Кати давала прозвища всем обитателям фермы, и я был с ней солидарен, хотя местные скотоводы посмеивались над этим, считая ярлыки на ушах гораздо более уместными.
— Что она будет делать, когда у нее иссякнет фантазия? — иронизировали скептики. — Все это свиньям ни к чему, достаточно знать, сколько они весят сейчас и на какой привес можно рассчитывать в будущем.
Разумеется, необходимость придумывать клички может превратиться в настоящую проблему, если у вас пятьсот голов скота, но в большинстве хозяйств округа Чоктау держали не больше сотни животных.
— Рыжего я назову Фредом, а остальные совершенно одинаковы, поэтому я просто продам их до того, как они начнут проявлять характер, — объявила Кати. — Фреда я оставлю, может быть, даже в качестве домашнего питомца, ведь он такой маленький и милый.
— Почему вы решили назвать его Фредом?
— Не знаю, это имя просто пришло мне в голову.
Прошло недели три, как вдруг поздним вечером мне позвонила Кати.
— Как поживаете, док?
— Отлично, только вот для апреля жарковато, не находите? Сегодня мне в буквальном смысле пришлось попотеть. Говорят, жара продержится еще несколько дней. Как поживают поросята?
— Не знаю, что и сказать. Мне кажется, с ними что-то не то. Я понимаю, вы можете подумать, что я совсем спятила, только некоторые из них приседают во время ходьбы, а потом они, по-моему, немного нервничают.
— Гм, мне это ни о чем не говорит. Они все еще в стойле?
— Ну да, там они спят. Но каждое утро я выпускаю их на площадку между сараем и домом, чтобы они могли поразмяться.
— Давайте я заскочу к вам с утра, посмотрю, в чем дело, — предложил я. — Может быть, ничего страшного, но проверить стоит.
Я стал перебирать в уме причины, по которым поросята могли нервничать. Вдруг это какая-нибудь новая болезнь, и мне суждено войти в историю как первому ветеринару, описавшему ее в специальной литературе. Я рассмеялся про себя, представив, что этот недуг назовут «нервным синдромом Джона», мой доклад будут слушать на Всемирном конгрессе свиноводов в Польше или какой-нибудь другой стране, а красочный снимок, на котором я в белом накрахмаленном халате таращусь в микроскоп, появится в журнале «Мир свиновода».

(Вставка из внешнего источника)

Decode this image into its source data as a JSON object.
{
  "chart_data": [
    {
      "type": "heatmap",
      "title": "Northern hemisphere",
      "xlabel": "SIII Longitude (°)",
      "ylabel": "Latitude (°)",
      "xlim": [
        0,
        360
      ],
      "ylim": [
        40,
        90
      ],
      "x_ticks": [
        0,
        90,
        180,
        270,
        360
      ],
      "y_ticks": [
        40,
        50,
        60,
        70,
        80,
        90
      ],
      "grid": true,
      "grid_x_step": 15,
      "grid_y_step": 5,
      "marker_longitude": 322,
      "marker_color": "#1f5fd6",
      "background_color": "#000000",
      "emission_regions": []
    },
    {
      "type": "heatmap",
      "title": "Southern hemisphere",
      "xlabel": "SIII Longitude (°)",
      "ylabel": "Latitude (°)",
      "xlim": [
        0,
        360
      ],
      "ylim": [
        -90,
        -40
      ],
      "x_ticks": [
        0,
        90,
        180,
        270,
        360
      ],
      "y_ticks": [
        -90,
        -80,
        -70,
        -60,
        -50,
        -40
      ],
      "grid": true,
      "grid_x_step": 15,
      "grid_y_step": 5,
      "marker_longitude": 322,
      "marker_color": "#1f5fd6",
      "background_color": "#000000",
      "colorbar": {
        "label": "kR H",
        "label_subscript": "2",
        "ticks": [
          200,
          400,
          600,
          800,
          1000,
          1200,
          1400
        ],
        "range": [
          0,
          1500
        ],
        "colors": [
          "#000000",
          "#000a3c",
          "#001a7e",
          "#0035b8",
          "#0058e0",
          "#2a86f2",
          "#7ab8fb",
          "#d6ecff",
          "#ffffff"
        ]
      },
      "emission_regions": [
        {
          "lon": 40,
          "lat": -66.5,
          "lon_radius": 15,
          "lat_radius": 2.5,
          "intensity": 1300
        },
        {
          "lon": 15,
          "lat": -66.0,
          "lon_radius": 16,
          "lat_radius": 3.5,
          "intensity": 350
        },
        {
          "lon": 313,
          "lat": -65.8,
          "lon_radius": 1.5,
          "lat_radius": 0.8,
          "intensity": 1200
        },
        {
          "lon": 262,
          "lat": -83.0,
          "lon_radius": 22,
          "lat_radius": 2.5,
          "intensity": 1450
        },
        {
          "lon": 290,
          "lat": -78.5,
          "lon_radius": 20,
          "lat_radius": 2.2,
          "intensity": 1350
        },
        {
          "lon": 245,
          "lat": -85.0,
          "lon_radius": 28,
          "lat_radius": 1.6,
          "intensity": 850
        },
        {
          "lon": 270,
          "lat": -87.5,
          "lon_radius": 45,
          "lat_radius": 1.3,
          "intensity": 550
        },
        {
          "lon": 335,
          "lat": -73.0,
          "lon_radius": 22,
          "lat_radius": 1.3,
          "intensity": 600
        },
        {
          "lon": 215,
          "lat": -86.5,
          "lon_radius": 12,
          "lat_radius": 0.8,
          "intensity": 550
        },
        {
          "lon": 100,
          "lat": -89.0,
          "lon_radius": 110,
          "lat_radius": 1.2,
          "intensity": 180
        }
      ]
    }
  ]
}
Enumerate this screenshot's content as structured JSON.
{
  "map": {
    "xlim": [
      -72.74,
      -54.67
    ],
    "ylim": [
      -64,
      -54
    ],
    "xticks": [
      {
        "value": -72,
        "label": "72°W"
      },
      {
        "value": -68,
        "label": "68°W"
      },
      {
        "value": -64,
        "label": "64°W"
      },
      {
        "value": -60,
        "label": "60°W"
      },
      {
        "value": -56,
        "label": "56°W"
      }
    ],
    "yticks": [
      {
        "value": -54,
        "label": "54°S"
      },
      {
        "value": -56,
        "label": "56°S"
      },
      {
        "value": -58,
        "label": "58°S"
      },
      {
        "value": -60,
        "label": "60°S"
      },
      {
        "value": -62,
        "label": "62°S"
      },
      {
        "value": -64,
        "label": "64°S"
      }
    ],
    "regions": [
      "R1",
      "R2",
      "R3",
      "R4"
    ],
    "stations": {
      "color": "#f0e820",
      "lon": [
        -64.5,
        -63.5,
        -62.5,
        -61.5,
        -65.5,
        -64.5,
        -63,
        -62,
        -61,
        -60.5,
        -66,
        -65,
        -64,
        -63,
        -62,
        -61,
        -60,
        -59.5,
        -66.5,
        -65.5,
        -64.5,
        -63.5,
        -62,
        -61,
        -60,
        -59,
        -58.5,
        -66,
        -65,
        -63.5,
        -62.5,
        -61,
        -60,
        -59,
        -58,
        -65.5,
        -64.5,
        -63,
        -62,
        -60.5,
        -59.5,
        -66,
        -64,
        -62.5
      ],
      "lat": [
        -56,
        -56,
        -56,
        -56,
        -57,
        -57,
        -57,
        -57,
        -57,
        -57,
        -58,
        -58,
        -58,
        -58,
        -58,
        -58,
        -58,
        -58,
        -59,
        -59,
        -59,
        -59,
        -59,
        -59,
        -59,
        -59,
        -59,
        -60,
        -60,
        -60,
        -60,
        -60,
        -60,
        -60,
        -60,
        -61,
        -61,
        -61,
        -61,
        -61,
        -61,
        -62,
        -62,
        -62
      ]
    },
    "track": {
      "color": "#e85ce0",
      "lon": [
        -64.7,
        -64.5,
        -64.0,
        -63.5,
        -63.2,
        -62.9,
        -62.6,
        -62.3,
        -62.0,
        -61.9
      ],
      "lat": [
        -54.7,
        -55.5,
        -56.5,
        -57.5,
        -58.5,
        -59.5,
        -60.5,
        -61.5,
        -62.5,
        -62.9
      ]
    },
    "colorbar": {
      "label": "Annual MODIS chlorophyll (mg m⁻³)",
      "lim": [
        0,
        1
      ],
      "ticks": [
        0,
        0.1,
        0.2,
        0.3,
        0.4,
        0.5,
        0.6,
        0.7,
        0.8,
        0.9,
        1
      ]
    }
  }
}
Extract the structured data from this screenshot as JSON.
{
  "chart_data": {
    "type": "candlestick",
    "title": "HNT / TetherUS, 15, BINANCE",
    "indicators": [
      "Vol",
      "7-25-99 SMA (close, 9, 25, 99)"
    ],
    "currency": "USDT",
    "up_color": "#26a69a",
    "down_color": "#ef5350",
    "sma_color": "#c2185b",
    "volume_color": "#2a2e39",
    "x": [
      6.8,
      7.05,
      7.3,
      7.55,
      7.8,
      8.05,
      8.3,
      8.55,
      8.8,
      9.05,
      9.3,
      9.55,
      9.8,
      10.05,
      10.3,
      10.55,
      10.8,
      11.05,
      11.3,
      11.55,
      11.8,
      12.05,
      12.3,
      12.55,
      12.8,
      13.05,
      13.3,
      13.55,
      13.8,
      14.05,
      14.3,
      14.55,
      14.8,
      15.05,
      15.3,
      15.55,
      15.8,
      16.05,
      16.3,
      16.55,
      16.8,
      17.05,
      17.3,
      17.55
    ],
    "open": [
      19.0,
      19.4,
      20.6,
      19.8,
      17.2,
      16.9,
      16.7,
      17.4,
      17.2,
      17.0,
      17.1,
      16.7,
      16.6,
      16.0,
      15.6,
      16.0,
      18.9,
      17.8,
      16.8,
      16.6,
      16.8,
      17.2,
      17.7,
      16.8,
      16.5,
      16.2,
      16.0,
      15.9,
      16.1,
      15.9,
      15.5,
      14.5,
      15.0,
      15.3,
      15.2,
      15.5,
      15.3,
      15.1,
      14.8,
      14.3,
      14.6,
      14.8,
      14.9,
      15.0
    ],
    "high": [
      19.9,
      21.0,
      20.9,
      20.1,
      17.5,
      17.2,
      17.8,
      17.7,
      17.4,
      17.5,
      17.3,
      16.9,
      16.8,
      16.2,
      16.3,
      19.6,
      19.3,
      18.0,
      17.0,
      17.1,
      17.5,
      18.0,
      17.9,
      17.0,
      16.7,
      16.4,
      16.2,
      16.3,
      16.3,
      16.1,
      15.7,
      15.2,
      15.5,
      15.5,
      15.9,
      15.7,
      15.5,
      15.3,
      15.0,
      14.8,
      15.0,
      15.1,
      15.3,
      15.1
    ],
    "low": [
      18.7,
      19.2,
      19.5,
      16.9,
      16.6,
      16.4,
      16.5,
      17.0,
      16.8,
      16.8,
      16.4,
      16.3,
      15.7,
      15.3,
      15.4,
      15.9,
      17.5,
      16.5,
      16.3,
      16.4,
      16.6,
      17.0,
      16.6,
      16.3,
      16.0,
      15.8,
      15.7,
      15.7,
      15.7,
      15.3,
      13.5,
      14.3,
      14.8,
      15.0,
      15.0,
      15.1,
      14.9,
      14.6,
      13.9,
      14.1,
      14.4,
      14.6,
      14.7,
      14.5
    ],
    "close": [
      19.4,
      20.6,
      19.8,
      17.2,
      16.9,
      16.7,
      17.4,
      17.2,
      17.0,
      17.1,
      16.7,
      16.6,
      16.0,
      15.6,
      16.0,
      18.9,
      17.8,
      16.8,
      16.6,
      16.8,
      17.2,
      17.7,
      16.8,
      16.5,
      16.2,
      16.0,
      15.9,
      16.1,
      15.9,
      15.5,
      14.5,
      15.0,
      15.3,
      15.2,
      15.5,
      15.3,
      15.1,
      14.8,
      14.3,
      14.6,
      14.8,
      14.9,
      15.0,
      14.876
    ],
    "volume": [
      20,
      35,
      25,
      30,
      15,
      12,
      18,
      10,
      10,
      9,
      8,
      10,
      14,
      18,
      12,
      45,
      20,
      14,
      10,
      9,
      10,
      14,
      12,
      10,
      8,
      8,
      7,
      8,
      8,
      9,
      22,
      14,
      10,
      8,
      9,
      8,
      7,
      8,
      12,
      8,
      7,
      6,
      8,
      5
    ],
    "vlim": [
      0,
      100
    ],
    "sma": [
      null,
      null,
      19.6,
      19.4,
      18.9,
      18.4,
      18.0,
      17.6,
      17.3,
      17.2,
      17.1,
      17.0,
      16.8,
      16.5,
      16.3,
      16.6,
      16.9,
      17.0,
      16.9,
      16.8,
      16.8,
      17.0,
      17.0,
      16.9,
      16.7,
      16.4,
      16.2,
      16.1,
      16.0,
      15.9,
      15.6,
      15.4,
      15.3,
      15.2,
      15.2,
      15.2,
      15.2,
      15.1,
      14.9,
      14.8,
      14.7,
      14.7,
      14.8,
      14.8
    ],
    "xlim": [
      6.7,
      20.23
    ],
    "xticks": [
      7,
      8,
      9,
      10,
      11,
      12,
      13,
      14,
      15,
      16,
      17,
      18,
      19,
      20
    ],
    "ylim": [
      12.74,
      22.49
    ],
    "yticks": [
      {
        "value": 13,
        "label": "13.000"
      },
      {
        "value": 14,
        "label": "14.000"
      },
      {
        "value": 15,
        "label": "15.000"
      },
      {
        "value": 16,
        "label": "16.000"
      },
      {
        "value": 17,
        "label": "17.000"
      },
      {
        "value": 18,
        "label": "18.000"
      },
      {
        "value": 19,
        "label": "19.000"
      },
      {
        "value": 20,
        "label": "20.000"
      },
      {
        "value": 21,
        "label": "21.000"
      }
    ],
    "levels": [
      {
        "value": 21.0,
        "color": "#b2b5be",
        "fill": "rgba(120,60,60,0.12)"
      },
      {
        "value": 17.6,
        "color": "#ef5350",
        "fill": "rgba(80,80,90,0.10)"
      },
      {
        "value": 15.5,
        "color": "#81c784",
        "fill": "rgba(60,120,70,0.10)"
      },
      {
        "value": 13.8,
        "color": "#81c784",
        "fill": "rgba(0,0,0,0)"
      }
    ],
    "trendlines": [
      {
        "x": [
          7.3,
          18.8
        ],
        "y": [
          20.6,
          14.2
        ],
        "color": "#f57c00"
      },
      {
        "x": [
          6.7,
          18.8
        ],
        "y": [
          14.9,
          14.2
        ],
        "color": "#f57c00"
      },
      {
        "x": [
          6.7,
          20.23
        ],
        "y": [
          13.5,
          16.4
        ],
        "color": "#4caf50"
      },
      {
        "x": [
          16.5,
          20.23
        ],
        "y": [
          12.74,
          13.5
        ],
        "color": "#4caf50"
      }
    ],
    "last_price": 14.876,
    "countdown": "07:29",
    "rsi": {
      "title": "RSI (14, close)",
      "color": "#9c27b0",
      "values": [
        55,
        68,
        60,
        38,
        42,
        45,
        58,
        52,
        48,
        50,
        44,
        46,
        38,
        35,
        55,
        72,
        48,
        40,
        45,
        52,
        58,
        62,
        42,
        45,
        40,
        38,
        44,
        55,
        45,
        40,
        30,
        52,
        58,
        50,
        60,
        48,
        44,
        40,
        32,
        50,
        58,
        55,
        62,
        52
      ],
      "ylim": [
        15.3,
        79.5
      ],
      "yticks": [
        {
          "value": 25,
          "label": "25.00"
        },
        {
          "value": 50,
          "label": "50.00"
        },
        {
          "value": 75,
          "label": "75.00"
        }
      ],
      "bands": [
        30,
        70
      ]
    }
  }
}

Однако, если отбросить шутки, я не исключал ложное бешенство, нетипичную форму гипогликемии, отравление каким-нибудь ядовитым растением, например, болиголовом, который рос во дворе у Кати. Я не раз предупреждал ее об опасности подобного соседства. Мне случалось сталкиваться с отравлением взрослых свиней солью, но ни разу не приходилось наблюдать ничего подобного у молочных поросят. Словом, ни одной приличной идеи у меня так и не возникло.